Dierks Bentley singles chronology
| "Long Trip Alone" (2006) | "Free and Easy (Down the Road I Go)" (2007) | "Trying to Stop Your Leaving" (2008) |

= Free and Easy (Down the Road I Go) =

"Free and Easy (Down the Road I Go)" is a song co-written and recorded by American country music artist Dierks Bentley. It was released in June 2007 as the third single from his 2006 album Long Trip Alone. It became his fifth Number One single on the U.S. Billboard Hot Country Songs charts.
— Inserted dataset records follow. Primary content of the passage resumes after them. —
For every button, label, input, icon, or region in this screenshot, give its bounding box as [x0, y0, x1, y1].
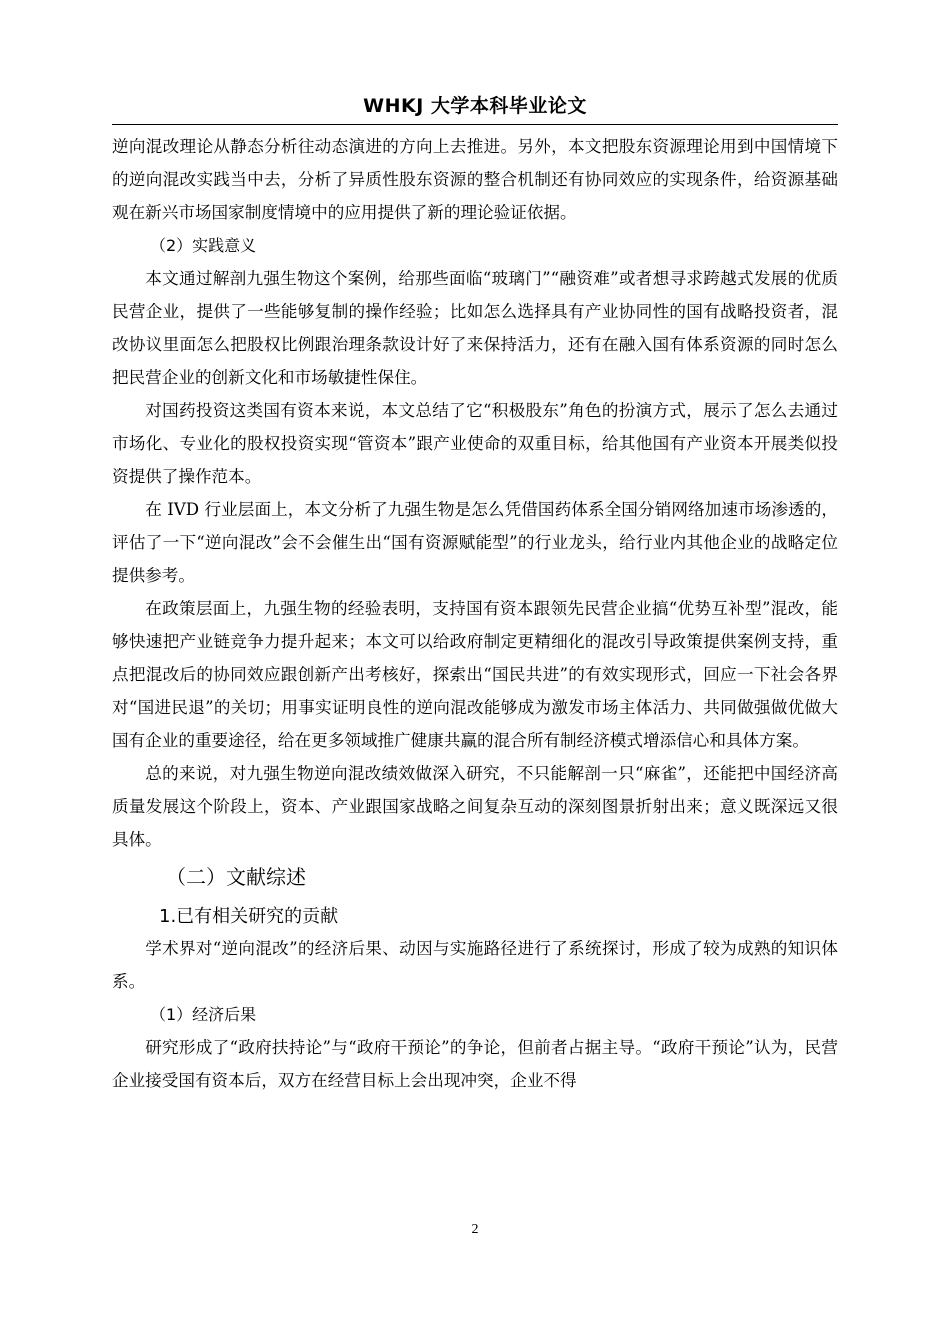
- paragraph-state-capital: 对国药投资这类国有资本来说，本文总结了它“积极股东”角色的扮演方式，展示了怎么去通过市场化、专业化的股权投资实现“管资本”跟产业使命的双重目标，给其他国有产业资本开展类似投资提供了操作范本。: [112, 401, 838, 486]
- header-title: WHKJ 大学本科毕业论文: [363, 95, 587, 117]
- paragraph-ivd-industry: 在 IVD 行业层面上，本文分析了九强生物是怎么凭借国药体系全国分销网络加速市场渗透的，评估了一下“逆向混改”会不会催生出“国有资源赋能型”的行业龙头，给行业内其他企业的战略定位提供参考。: [112, 500, 838, 585]
- paragraph-academic-overview: 学术界对“逆向混改”的经济后果、动因与实施路径进行了系统探讨，形成了较为成熟的知识体系。: [112, 939, 838, 991]
- document-body: [112, 130, 838, 1097]
- subheading-practical-significance: （2）实践意义: [150, 236, 257, 255]
- paragraph-debate: 研究形成了“政府扶持论”与“政府干预论”的争论，但前者占据主导。“政府干预论”认为，民营企业接受国有资本后，双方在经营目标上会出现冲突，企业不得: [112, 1038, 838, 1090]
- paragraph-theory-continued: 逆向混改理论从静态分析往动态演进的方向上去推进。另外，本文把股东资源理论用到中国情境下的逆向混改实践当中去，分析了异质性股东资源的整合机制还有协同效应的实现条件，给资源基础观在新兴市场国家制度情境中的应用提供了新的理论验证依据。: [112, 137, 838, 222]
- paragraph-summary: 总的来说，对九强生物逆向混改绩效做深入研究，不只能解剖一只“麻雀”，还能把中国经济高质量发展这个阶段上，资本、产业跟国家战略之间复杂互动的深刻图景折射出来；意义既深远又很具体。: [112, 764, 838, 849]
- page-header: [112, 94, 838, 125]
- section-heading-literature-review: （二）文献综述: [166, 865, 306, 889]
- subheading-economic-consequences: （1）经济后果: [150, 1005, 257, 1024]
- subsection-heading-contributions: 1.已有相关研究的贡献: [159, 906, 339, 927]
- page-number: 2: [471, 1222, 479, 1237]
- paragraph-case-analysis: 本文通过解剖九强生物这个案例，给那些面临“玻璃门”“融资难”或者想寻求跨越式发展的优质民营企业，提供了一些能够复制的操作经验；比如怎么选择具有产业协同性的国有战略投资者，混改协议里面怎么把股权比例跟治理条款设计好了来保持活力，还有在融入国有体系资源的同时怎么把民营企业的创新文化和市场敏捷性保住。: [112, 269, 838, 387]
- paragraph-policy: 在政策层面上，九强生物的经验表明，支持国有资本跟领先民营企业搞“优势互补型”混改，能够快速把产业链竞争力提升起来；本文可以给政府制定更精细化的混改引导政策提供案例支持，重点把混改后的协同效应跟创新产出考核好，探索出“国民共进”的有效实现形式，回应一下社会各界对“国进民退”的关切；用事实证明良性的逆向混改能够成为激发市场主体活力、共同做强做优做大国有企业的重要途径，给在更多领域推广健康共赢的混合所有制经济模式增添信心和具体方案。: [112, 599, 838, 750]
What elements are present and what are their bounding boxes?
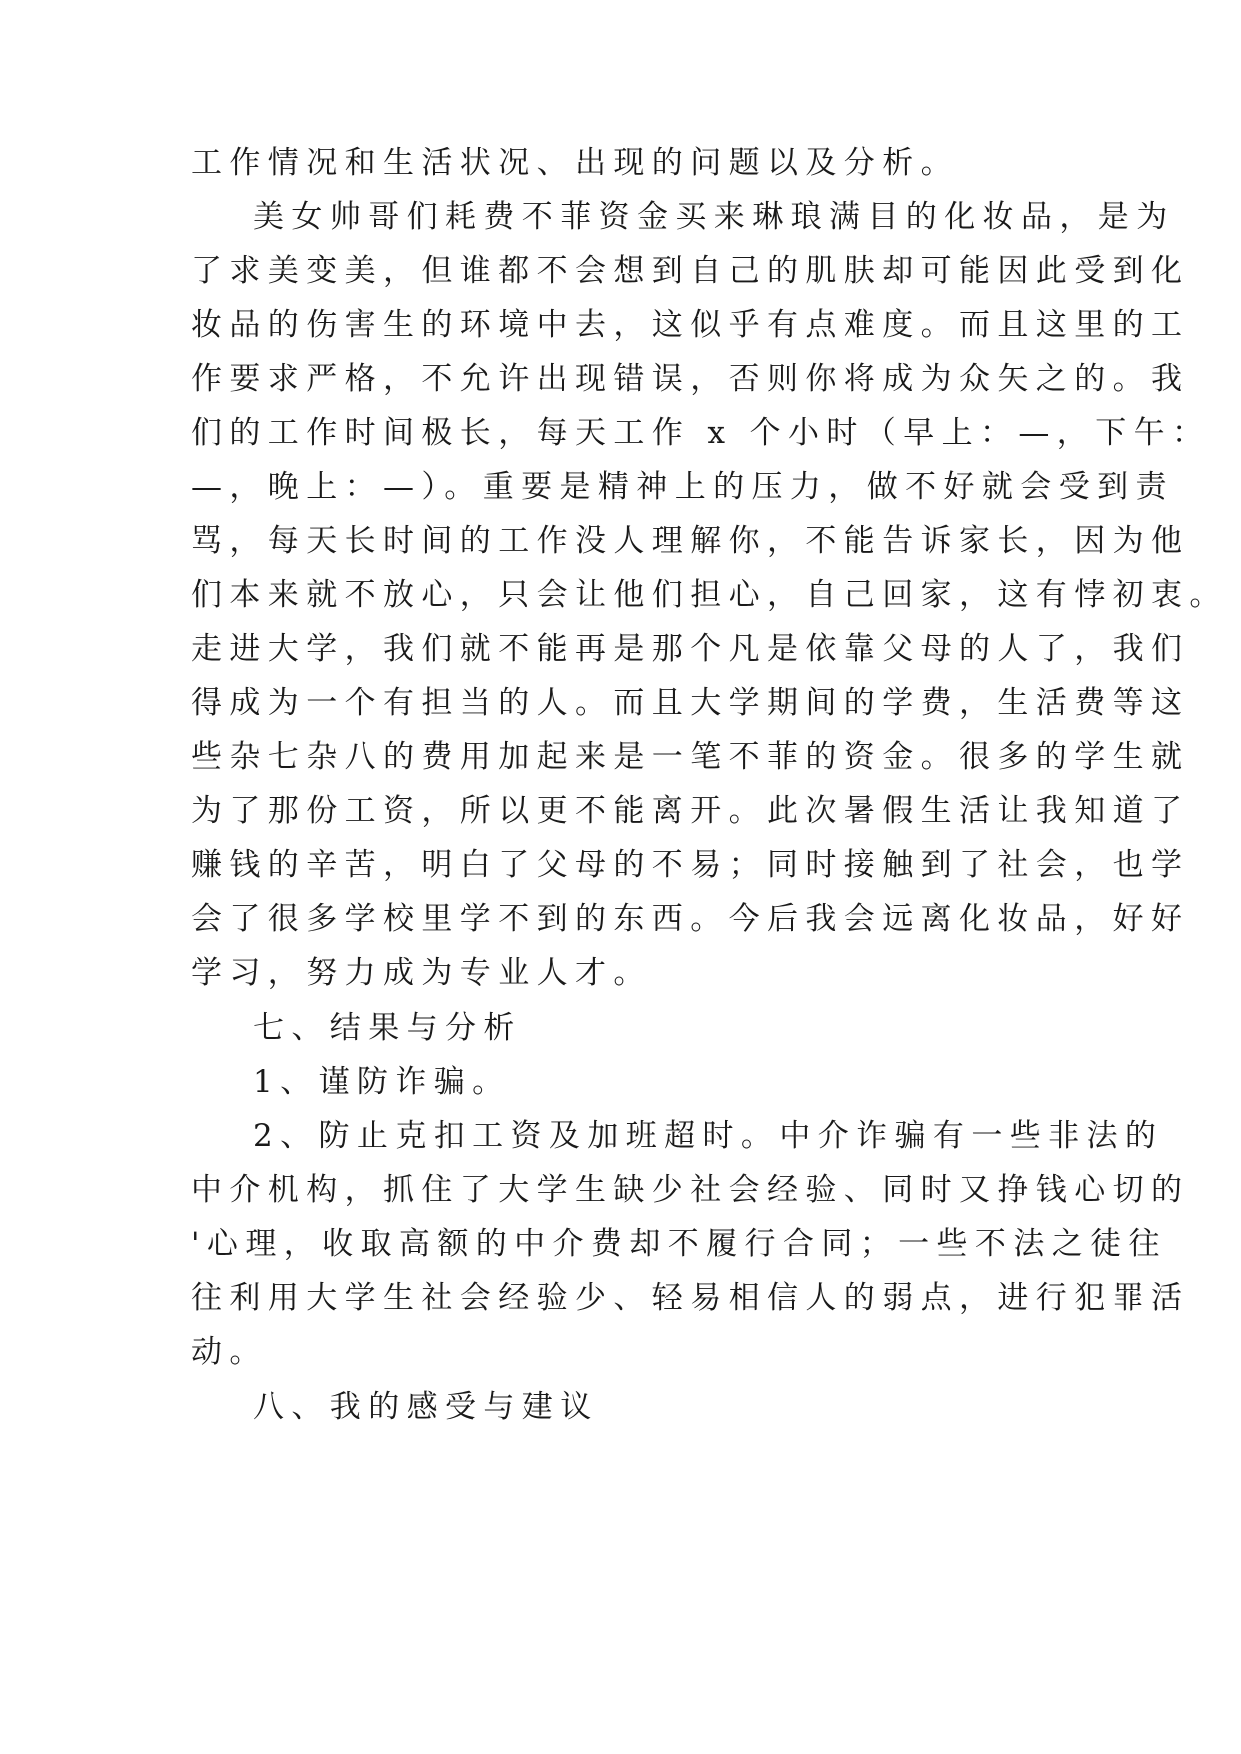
section-heading: 八、我的感受与建议: [253, 1389, 599, 1425]
text-line: 赚钱的辛苦，明白了父母的不易；同时接触到了社会，也学: [191, 847, 1190, 883]
list-item: 1、谨防诈骗。: [253, 1064, 511, 1100]
text-line: 些杂七杂八的费用加起来是一笔不菲的资金。很多的学生就: [191, 739, 1190, 775]
text-line: '心理，收取高额的中介费却不履行合同；一些不法之徒往: [191, 1226, 1167, 1262]
text-line: 作要求严格，不允许出现错误，否则你将成为众矢之的。我: [191, 361, 1190, 397]
text-line: 得成为一个有担当的人。而且大学期间的学费，生活费等这: [191, 685, 1190, 721]
section-heading: 七、结果与分析: [253, 1010, 522, 1046]
text-line: —，晚上：—）。重要是精神上的压力，做不好就会受到责: [191, 469, 1174, 505]
text-line: 学习，努力成为专业人才。: [191, 955, 652, 991]
text-line: 工作情况和生活状况、出现的问题以及分析。: [191, 145, 959, 181]
text-line: 们本来就不放心，只会让他们担心，自己回家，这有悖初衷。: [191, 577, 1228, 613]
text-line: 们的工作时间极长，每天工作 x 个小时（早上：—，下午：: [191, 415, 1211, 451]
text-line: 动。: [191, 1334, 268, 1370]
text-line: 往利用大学生社会经验少、轻易相信人的弱点，进行犯罪活: [191, 1280, 1190, 1316]
text-line: 骂，每天长时间的工作没人理解你，不能告诉家长，因为他: [191, 523, 1190, 559]
text-line: 走进大学，我们就不能再是那个凡是依靠父母的人了，我们: [191, 631, 1190, 667]
text-line: 为了那份工资，所以更不能离开。此次暑假生活让我知道了: [191, 793, 1190, 829]
list-item: 2、防止克扣工资及加班超时。中介诈骗有一些非法的: [253, 1118, 1164, 1154]
text-line: 中介机构，抓住了大学生缺少社会经验、同时又挣钱心切的: [191, 1172, 1190, 1208]
text-line: 了求美变美，但谁都不会想到自己的肌肤却可能因此受到化: [191, 253, 1190, 289]
text-line: 妆品的伤害生的环境中去，这似乎有点难度。而且这里的工: [191, 307, 1190, 343]
text-line: 会了很多学校里学不到的东西。今后我会远离化妆品，好好: [191, 901, 1190, 937]
paragraph-first-line: 美女帅哥们耗费不菲资金买来琳琅满目的化妆品，是为: [253, 199, 1175, 235]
The song was made available as downloadable content for the game Rock Band on December 16, 2008. The song was written by Bentley, Brett Beavers, Rob Harrington and Rod Janzen.

==Critical reception==
Kevin John Coyne of Country Universe gave the song a B+ grade, saying that it was "an uptempo, breezy romp with plenty of banjo and carefree charm."

==Chart performance==

| Chart (2007) | Peak position |
|---|---|
| Canada Hot 100 (Billboard) | 59 |
| Canada Country (Billboard) | 2 |
| US Billboard Hot 100 | 46 |
| US Hot Country Songs (Billboard) | 1 |

===Year-end charts===

| Chart (2007) | Position |
|---|---|
| US Country Songs (Billboard) | 9 |

==Certifications==

| Region | Certification | Certified units/sales |
| United States (RIAA) | Platinum | 1,000,000^{‡} |
^{‡} Sales+streaming figures based on certification alone.